El poeta es un ser admirable en su modestia, su santidad está comprobada y no necesita procesos de canonización porque su sola existencia y sobrevivencia en un mundo de contemporáneos ambiciosos y guerreros es la prueba increíble de su vigencia. Siempre he admirado esa frase de Joë Bousquet, el poeta paralítico de Carcassonne, citada tantas veces por Álvaro Mutis y según la cual el poema es la “expresión de lo que nosotros somos sin saberlo”, a la que se agrega otra del guatemalteco Luis Cardoza y Aragón: “la poesía es la única prueba de la existencia del hombre”.
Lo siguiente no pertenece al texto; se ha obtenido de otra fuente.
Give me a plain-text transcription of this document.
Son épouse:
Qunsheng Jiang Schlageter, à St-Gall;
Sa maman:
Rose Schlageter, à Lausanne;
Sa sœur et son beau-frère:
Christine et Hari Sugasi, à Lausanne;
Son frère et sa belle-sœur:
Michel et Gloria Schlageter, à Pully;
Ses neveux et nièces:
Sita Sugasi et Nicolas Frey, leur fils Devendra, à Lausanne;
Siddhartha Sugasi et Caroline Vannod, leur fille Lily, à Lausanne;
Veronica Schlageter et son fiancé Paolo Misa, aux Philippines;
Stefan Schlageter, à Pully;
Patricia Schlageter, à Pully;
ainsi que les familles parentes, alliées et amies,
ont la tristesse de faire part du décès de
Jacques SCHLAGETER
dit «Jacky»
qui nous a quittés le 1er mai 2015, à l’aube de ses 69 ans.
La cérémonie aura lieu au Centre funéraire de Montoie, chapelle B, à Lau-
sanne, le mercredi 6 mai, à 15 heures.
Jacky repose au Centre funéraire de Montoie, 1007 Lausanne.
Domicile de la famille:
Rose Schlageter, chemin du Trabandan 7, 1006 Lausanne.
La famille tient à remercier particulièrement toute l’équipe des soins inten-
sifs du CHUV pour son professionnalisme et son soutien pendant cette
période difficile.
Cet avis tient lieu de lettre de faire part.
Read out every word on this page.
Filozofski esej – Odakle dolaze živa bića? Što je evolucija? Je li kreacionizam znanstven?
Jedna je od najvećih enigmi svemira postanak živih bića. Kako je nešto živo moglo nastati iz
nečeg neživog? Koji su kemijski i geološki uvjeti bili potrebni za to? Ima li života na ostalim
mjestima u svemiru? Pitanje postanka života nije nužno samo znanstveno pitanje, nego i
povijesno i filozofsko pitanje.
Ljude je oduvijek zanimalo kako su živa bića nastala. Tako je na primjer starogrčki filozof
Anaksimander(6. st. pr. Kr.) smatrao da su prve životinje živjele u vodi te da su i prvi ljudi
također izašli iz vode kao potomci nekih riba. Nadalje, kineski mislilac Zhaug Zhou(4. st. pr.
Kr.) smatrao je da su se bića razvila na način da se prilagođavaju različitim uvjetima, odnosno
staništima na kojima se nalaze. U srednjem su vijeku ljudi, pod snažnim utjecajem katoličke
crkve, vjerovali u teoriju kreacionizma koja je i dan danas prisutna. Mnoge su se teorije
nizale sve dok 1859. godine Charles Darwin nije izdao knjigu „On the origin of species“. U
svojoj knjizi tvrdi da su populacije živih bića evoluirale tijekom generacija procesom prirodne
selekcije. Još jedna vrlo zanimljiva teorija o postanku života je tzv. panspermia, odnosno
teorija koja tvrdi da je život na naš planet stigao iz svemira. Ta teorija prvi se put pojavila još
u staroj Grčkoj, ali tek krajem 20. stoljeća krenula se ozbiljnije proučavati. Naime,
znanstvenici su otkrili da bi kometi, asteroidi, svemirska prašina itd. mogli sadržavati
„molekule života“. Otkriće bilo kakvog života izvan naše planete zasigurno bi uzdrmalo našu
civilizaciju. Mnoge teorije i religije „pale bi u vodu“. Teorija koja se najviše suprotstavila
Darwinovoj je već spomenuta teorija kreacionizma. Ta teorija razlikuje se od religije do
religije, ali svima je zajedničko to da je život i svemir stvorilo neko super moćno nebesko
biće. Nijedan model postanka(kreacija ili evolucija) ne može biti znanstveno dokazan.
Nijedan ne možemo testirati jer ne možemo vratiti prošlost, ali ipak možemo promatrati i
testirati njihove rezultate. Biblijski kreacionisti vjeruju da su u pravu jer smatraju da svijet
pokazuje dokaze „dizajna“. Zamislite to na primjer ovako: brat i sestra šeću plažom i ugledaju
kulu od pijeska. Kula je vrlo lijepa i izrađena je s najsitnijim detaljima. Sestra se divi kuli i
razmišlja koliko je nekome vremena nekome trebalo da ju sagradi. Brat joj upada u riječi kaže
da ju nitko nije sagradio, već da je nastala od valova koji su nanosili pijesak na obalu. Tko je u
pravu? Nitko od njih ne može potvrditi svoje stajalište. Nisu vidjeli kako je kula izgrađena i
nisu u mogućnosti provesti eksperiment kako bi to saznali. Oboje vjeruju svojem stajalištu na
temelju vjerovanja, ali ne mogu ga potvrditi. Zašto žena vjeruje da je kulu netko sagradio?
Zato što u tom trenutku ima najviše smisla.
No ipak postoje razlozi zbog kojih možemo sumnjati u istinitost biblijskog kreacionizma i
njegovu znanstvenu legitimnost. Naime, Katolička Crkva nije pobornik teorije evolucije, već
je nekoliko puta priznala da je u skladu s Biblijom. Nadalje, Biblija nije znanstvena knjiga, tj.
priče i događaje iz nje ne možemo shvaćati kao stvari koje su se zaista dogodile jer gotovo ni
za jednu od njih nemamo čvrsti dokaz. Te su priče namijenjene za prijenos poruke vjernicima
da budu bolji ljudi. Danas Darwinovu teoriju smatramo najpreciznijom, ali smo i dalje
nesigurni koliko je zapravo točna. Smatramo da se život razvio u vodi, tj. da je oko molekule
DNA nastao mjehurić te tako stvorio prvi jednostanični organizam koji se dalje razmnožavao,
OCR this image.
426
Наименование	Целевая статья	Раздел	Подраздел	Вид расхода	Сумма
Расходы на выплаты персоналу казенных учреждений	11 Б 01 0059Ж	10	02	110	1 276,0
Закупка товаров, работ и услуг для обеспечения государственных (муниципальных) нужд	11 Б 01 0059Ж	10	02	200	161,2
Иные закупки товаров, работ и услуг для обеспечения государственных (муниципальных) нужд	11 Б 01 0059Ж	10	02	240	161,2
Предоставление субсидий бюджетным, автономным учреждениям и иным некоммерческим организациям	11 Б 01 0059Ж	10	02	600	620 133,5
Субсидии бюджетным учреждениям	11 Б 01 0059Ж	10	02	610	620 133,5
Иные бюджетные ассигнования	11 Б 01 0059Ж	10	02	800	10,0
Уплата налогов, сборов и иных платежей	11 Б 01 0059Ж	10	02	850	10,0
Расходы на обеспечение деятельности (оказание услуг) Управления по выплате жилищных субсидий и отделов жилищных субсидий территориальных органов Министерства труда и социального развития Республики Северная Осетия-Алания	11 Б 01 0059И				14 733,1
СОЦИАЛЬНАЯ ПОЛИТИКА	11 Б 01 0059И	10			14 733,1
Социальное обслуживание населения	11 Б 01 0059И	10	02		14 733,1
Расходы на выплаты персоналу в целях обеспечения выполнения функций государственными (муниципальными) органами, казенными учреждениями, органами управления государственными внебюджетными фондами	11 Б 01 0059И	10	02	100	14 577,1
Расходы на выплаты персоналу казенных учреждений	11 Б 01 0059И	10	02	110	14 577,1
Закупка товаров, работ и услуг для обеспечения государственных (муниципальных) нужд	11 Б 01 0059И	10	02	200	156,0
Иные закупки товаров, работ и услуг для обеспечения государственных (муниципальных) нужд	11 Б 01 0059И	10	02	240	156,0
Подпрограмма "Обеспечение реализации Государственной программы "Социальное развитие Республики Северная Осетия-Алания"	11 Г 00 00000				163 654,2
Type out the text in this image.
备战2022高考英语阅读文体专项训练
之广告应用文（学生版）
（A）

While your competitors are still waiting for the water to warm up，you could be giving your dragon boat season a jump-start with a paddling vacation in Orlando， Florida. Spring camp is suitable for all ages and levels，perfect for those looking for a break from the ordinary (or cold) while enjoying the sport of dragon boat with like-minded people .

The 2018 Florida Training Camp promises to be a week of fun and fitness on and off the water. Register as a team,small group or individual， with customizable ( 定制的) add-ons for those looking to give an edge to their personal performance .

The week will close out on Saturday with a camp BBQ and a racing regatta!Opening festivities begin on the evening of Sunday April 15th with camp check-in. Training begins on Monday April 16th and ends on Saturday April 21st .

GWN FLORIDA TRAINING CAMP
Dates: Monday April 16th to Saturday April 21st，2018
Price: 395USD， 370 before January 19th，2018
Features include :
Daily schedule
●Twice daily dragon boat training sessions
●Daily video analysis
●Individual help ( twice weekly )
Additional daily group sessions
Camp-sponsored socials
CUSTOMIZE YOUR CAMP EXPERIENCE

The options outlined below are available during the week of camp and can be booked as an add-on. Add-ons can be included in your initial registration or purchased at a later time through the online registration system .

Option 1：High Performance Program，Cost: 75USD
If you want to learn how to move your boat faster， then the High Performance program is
Porque el poeta adolescente ya sabe buscar ese extraño trance donde a través de capas geológicas, intersticios profundos, sustancias de una liquidez diamantina brotan en la superficie para crear el riachuelo donde florece una vegetación inesperada donde viven los más maravillosos colibríes y las más espejeantes libélulas, creando de repente un edén, un oasis real e imaginario que solo el poeta produce sin saber como y poseído por el asombro.
Entender la función del poeta, ser extraño que ha escogido el olvido, la soledad y a veces la pobreza, mientras los demás corren avorazados, nos ayuda a comprender que ellos son tan necesarios como los filósofos o los sadúes de la India, que yacen haciendo la flor de loto en la floresta, con las manos abiertas en busca de un rayo de sol y para quienes lo más importante es respirar a fondo ante el precipicio.